Hélas ! Sous un ciel pur, au bord de mes ruisseaux,
J’ai vu couler ces jours comme coulent leurs eaux ;
Je les ai vus suivis de pénibles ténèbres ;
Un sommeil bienfaisant suspendait mes travaux,
Et jamais le souci, pour troubler mon repos,
N’agita ses ailes funèbres.
Dans le cours fortuné de mes lustres nombreux,
Je ne compte aucun jour perdu pour la nature.
J’eus des amis ; je fis quelquefois des heureux :
J'aimais, et je connus cette volupté pure
Qui nait du doux accord d’un couple vertueux.
Ô jeunesse ! ô saison dont tout m’offre l’image !
Lorsque, sur mes genoux, je portais mes enfants,
Qu’en me livrant comme eux aux plaisirs de leur âge,
Je me sentais pressé de leurs bras innocents,
Que je goûtais alors un bonheur sans nuage !
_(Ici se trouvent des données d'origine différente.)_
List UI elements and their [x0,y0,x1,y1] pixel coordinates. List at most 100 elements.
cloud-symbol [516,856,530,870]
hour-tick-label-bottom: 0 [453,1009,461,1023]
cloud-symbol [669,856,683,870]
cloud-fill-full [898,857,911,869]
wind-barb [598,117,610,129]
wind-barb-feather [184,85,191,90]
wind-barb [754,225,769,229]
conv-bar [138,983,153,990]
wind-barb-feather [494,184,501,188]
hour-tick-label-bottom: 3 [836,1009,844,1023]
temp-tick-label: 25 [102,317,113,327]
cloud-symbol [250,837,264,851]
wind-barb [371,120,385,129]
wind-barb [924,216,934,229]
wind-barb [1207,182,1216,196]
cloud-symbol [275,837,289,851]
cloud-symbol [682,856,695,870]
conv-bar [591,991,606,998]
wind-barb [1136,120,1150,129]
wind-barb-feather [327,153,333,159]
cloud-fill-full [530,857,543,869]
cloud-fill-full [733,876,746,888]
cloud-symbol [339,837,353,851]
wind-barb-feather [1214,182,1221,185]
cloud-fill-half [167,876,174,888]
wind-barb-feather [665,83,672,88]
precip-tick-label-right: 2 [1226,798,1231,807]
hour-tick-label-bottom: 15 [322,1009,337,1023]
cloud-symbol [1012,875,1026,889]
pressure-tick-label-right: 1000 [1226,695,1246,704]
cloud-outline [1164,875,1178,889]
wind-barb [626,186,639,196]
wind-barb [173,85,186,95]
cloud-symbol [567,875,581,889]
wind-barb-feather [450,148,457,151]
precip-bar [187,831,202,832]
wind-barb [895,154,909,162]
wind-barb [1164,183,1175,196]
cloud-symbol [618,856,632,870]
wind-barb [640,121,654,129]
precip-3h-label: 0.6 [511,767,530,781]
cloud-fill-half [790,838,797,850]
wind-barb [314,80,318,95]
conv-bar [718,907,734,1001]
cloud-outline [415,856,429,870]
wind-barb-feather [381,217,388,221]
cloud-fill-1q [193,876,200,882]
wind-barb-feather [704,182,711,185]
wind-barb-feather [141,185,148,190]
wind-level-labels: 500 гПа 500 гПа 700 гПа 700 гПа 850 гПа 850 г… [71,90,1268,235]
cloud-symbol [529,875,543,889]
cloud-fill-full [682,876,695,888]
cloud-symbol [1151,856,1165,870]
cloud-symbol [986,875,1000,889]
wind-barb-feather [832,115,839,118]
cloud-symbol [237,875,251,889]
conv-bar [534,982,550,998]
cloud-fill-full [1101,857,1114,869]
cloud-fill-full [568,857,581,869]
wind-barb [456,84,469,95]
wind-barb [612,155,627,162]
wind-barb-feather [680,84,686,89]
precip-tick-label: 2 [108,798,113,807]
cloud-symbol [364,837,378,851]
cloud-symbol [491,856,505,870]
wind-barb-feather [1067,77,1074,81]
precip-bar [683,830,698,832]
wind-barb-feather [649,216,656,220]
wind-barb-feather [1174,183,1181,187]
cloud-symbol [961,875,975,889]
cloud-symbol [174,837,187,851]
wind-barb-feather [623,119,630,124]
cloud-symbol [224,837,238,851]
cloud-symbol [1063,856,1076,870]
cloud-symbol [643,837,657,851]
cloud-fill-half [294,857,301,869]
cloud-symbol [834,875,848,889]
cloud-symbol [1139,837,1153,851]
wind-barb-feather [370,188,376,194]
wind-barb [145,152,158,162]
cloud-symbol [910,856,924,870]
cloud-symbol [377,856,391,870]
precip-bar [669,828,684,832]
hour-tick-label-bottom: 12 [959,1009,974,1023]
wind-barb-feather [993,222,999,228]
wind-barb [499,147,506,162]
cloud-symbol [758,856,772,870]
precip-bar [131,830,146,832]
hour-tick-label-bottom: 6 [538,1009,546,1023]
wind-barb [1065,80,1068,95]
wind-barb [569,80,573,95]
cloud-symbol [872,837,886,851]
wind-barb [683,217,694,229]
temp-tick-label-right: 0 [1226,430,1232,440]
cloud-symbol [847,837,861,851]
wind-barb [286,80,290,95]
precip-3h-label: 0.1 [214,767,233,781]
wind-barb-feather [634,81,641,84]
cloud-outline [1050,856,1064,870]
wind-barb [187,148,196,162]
En voyant s'élever ces tendres arbrisseaux,
Mes yeux de l'avenir pénétraient la nuit sombre ;
Je disais : ils croîtront ; leurs utiles rameaux
Recevront ma vieillesse à l'abri de leur ombre.
J'ai joui, grâce au ciel, du fruit de mes travaux,
Et j'ai vu le succès passer mon espérance.
En rappelant les soins que j’eus de votre enfance
De votre père, un jour, bénissez le repos ;
Mes fils ! si je n'ai pu vous laisser l'abondance,
Je vous ai fait des cœurs à l'épreuve des maux :
Ah ! quel est le mortel exempt de leurs assauts ?
Pour la première fois, quand je connus la peine,
Ce fut, ô ma Zélis ! ce jour où sur mon sein
Ton âme s'échappa comme une douce haleine,
Où le froid du trépas glaça ta faible main,
Que tu tentais encor t'attacher sur la mienne ;
Combien ce souvenir m'a fait verser de pleurs !
Mais de tous nos chagrins le temps tarit la source :
Douze fois la saison des fleurs
Au gazon de ta tombe a mêlé ses couleurs,
Et le moment approche où doit finir ma course.
J'ai, de ce terme heureux, de sûrs pressentiments :
Ce soir, sur la colline où repose de ta cendre,
Je veux assembler mes enfants :
Toi qui me fis l'objet de tes bienfaits constants !
Au dernier de mes jours, daigne encore m'entendre ;
Ô ciel ! fais-moi mourir dans leurs embrassements.